The plaintiff brought this action in four counts. In the first two it is alleged that as a result of the defendant's failure to perform the contracts the plaintiff suffered damage; in the fourth, that because of the defendant's default the plaintiff removed its material *366 from the premises of the defendant, but found some of it missing, and that the defendant had converted the missing material to his own use. The trial court rendered judgment for the plaintiff on each of these counts, and the defendant has appealed. Judgment was for the defendant on the third count, and the plaintiff has not appealed.
It is conceded that the defendant did not refine or process any of the material furnished by the plaintiff, and consequently that he did not make deliveries upon the dates prescribed in the contracts. As a special defense the defendant pleaded the force majeure clause and alleged that his machinery is operated by water power, which fact was well known to the plaintiff at the time the contracts were executed; and that during the period the contracts were in force the amount of the rainfall and river flow was "so small as to make it impossible for the defendant to get sufficient water power to operate his machinery to be able to produce and deliver the material at the dates specified in both contracts."
The deliveries of metal provided for in the contracts were to be made in the months of October, November and December, 1941, and January, 1942. During this period there was a serious shortage of water power. The court found that the defendant's plant at all times was in continuous operation on a twenty-four hour basis, and also in effect found that, despite that operation, he did not produce enough material to meet the requirements of the plaintiff's contracts alone. There is no finding that the plant was not operated as efficiently as it should have been. The court did not decide the extent of the shortage; it concluded only that the defendant had not sustained the burden of proving his defense. An assignment of error attacks this conclusion on the ground that it is not supported *367 by the subordinate facts found. This issue is decisive of the appeal.
It does not clearly appear from the memorandum of decision, or from the finding, what construction the court put upon the phrase "shortage of power," but from its statements made during the trial, contained in the record, it is manifest that it construed "shortage of power" to mean that, in determining whether there was a shortage which would excuse deliveries, other commitments of the defendant were not to be regarded.
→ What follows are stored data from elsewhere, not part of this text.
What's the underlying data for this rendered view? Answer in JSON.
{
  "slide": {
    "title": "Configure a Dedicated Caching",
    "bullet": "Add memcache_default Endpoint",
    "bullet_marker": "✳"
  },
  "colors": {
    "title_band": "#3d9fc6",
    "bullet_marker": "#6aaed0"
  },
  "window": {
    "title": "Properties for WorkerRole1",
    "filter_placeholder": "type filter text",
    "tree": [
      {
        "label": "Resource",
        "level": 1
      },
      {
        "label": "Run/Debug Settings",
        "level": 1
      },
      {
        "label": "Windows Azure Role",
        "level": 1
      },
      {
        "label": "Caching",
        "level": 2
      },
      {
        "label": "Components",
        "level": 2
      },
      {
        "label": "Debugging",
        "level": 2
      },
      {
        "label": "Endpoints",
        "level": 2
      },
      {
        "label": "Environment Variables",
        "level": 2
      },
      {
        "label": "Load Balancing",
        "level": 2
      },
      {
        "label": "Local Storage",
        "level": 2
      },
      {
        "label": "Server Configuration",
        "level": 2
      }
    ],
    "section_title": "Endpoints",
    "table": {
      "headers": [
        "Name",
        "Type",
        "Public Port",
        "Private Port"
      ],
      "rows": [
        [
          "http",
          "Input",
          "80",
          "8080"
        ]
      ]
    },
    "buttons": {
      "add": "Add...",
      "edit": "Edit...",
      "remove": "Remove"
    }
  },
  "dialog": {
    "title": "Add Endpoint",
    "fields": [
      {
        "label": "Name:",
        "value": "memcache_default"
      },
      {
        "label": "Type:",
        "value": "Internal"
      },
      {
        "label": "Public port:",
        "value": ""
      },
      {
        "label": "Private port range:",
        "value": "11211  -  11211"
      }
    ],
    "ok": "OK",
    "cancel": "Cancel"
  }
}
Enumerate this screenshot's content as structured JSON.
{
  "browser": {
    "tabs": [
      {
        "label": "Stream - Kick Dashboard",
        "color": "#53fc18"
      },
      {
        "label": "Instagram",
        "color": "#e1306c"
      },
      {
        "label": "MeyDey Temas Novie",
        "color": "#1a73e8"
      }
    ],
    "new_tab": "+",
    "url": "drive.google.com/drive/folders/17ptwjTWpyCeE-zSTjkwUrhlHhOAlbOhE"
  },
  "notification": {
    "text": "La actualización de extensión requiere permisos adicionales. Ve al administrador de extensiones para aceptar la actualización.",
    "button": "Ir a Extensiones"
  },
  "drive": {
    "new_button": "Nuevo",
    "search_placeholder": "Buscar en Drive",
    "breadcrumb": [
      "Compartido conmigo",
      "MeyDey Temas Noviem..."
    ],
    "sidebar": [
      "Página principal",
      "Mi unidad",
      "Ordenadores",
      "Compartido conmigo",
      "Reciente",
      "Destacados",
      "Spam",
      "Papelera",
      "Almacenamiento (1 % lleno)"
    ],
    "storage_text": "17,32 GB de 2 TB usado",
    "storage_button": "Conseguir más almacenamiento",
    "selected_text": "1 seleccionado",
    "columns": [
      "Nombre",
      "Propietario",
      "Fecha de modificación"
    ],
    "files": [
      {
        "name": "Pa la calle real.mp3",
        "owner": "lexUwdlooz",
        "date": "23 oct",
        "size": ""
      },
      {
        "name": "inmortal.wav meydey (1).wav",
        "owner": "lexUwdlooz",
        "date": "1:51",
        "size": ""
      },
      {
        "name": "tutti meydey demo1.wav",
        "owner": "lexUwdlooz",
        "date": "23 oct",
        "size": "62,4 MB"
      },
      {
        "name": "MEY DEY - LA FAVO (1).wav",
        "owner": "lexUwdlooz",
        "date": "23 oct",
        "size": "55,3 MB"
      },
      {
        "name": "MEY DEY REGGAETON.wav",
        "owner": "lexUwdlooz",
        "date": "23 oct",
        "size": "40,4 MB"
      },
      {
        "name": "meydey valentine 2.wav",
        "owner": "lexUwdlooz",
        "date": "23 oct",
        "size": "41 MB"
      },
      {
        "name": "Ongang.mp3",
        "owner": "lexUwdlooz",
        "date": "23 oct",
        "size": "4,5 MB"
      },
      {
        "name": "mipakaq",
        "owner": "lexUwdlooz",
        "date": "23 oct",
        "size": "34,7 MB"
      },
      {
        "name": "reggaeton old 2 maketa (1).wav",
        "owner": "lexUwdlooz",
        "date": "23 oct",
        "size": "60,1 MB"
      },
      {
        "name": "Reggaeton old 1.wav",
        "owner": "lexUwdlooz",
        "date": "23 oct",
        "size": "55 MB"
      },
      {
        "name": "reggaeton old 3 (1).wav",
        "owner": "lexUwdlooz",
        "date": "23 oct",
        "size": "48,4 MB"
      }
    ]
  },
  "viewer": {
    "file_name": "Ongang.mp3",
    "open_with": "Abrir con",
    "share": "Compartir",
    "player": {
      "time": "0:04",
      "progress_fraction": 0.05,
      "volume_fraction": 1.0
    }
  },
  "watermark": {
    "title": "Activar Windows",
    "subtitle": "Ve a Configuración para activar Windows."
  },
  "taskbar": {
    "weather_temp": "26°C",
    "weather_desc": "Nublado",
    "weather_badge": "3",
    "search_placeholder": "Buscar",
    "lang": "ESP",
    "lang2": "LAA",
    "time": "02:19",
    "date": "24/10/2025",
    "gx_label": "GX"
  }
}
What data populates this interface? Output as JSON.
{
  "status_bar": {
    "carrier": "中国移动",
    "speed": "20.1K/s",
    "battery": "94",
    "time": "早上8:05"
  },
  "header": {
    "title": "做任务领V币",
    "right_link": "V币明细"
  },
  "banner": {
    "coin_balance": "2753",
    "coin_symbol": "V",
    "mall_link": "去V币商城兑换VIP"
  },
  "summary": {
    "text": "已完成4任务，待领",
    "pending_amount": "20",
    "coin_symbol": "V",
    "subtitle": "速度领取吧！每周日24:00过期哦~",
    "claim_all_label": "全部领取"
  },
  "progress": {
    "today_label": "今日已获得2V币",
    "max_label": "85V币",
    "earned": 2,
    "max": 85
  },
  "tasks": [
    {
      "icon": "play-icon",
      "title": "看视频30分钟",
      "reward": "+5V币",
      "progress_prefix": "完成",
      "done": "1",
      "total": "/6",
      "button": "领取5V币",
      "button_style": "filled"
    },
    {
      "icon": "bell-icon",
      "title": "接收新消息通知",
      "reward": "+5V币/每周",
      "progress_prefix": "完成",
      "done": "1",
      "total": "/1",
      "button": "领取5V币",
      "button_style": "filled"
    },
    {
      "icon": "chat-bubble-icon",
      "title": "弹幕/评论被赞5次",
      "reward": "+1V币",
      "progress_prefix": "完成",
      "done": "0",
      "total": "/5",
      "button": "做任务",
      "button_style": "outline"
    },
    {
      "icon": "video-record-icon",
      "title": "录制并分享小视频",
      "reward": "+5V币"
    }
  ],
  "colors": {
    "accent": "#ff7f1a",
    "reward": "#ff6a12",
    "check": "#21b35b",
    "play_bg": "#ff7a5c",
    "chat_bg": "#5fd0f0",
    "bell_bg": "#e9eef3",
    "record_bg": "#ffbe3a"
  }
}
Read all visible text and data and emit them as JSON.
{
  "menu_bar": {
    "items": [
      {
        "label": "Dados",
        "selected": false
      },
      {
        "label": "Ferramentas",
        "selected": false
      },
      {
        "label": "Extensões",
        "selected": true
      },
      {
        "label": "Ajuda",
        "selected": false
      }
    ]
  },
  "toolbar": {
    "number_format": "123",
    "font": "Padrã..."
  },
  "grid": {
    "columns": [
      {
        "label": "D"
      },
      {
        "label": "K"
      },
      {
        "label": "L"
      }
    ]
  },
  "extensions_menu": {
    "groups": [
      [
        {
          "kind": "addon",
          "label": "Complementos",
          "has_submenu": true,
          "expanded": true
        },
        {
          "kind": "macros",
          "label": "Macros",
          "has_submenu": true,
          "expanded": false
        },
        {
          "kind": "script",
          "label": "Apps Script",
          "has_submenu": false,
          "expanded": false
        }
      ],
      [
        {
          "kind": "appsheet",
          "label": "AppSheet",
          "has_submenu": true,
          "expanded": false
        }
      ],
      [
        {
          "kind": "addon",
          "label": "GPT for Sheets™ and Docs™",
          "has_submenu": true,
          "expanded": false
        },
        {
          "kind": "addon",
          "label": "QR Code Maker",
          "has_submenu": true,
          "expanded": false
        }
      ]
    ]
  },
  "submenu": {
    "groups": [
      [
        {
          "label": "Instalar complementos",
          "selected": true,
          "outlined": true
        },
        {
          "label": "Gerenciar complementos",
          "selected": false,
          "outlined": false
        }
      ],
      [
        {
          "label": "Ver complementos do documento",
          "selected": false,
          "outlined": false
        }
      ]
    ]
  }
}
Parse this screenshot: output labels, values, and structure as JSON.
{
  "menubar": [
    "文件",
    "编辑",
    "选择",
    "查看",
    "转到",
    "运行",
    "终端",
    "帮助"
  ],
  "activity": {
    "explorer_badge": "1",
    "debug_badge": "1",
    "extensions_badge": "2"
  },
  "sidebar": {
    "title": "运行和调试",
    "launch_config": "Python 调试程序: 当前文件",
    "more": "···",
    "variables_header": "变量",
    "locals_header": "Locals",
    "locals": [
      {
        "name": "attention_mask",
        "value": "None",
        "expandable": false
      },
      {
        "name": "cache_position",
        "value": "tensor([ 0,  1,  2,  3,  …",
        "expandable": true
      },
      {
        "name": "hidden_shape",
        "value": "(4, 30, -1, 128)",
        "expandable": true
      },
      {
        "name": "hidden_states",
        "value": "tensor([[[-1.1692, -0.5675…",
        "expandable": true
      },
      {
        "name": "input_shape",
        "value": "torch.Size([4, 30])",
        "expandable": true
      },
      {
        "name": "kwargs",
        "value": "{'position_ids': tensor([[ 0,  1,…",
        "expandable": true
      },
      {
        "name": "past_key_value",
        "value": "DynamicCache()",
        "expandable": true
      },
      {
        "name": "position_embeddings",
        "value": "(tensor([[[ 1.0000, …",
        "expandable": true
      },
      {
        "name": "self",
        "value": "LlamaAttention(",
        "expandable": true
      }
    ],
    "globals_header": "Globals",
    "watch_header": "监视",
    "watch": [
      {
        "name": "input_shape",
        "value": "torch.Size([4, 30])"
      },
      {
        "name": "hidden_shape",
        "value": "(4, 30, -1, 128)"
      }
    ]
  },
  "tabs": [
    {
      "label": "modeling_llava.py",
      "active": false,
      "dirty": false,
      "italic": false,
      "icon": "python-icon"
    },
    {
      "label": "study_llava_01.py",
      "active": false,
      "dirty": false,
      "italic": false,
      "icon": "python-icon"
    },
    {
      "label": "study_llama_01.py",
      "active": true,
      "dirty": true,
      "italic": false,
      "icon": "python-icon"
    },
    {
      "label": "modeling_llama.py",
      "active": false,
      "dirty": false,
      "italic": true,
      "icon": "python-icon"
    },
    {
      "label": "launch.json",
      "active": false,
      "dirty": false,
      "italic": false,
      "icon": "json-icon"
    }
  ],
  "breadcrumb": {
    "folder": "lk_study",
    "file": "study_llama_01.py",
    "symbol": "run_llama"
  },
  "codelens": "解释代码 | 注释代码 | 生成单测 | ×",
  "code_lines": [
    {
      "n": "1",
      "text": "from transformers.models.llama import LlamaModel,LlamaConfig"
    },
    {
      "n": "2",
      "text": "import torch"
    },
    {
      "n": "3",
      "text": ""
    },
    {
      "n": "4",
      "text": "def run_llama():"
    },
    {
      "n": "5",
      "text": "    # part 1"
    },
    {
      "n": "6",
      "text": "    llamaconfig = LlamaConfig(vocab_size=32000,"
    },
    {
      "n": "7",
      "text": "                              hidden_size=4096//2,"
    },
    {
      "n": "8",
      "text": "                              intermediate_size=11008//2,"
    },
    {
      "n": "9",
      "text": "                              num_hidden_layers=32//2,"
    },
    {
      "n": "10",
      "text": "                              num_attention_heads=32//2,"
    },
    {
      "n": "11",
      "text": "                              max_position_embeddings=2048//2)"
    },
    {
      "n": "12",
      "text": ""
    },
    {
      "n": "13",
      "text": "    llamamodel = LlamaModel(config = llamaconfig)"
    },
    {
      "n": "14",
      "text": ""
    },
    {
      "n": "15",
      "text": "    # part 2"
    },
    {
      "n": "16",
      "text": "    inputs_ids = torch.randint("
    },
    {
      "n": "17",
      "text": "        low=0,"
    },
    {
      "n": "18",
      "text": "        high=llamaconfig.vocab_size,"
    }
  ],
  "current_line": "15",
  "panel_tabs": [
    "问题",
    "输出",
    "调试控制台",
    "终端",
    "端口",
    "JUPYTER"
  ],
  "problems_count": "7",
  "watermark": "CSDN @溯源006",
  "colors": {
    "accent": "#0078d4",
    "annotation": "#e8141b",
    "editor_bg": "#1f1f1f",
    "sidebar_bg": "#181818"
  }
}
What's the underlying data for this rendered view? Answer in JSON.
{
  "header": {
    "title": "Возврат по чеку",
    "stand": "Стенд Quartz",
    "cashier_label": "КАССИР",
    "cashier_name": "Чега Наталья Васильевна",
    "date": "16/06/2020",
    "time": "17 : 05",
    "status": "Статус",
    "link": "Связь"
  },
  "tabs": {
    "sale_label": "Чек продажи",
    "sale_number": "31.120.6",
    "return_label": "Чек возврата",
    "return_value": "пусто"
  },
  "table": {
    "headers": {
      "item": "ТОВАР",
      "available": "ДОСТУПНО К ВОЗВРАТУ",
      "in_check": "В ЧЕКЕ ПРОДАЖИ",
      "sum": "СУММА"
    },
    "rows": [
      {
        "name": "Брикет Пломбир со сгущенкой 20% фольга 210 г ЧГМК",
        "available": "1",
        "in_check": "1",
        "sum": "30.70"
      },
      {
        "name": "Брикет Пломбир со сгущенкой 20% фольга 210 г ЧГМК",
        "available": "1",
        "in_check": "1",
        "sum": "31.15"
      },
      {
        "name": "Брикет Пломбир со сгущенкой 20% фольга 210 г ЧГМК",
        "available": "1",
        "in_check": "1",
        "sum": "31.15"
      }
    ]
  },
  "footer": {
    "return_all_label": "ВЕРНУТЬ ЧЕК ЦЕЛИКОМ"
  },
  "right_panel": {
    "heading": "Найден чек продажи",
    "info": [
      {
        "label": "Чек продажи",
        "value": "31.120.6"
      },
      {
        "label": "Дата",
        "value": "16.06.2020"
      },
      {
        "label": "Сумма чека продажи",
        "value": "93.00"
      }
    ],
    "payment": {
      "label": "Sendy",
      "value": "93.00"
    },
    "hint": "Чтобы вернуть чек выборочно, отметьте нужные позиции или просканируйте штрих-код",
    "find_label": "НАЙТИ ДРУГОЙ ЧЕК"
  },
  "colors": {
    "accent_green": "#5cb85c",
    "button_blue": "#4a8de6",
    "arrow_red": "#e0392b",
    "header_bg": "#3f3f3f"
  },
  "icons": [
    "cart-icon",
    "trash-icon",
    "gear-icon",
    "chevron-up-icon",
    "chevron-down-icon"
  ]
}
This question was a definite and vital issue. The court found that, just prior to the making of the contracts, the plaintiff's representative visited the defendant's plant, was shown around, and was told by the defendant that he was engaged in processing metal under other contracts. The plant was then operating, as the plaintiff must have known, under these other contracts. The shortage of power clause was inserted in the contracts by the plaintiff at the insistence of the defendant, and manifestly was for the latter's protection. It cannot reasonably be said that it was in the minds of the parties that all work in progress at the time the material provided for under these contracts was to be delivered to the plant should cease, and the residues under the plaintiff's contracts be given the right of way over everything else. It would not have been feasible to do that, for the inherent nature of the processing then under way would make such cessation almost impossible. In any event, it is unreasonable to believe that such a course was within the contemplation of the parties. On the other hand, if the defendant did not have sufficient water power to enable him to meet all his commitments, it would be equally unreasonable to consider that the parties intended that he might postpone fulfilling his obligations under the *368 plaintiff's contracts until he had discharged his other commitments.
We must give to the provision "shortage of power" a fair and reasonable interpretation. In Delaware, L. W. R. Co. v. Bowns,
The reasoning we have adopted shows that the trial court erred in failing to give proper consideration to the effect of the defendant's pre-existing commitments, and in refusing to allow him to offer evidence thereon. The basis upon which it found that the defendant had failed to prove his defense was erroneous; the construction which it placed upon the phrase "shortage of power" was too narrow.
There is error, the judgment is set aside and a new trial is ordered.
In this opinion MALTBIE, C.J., BROWN and DICKENSON, Js., concurred; JENNINGS, J., concurred in the result.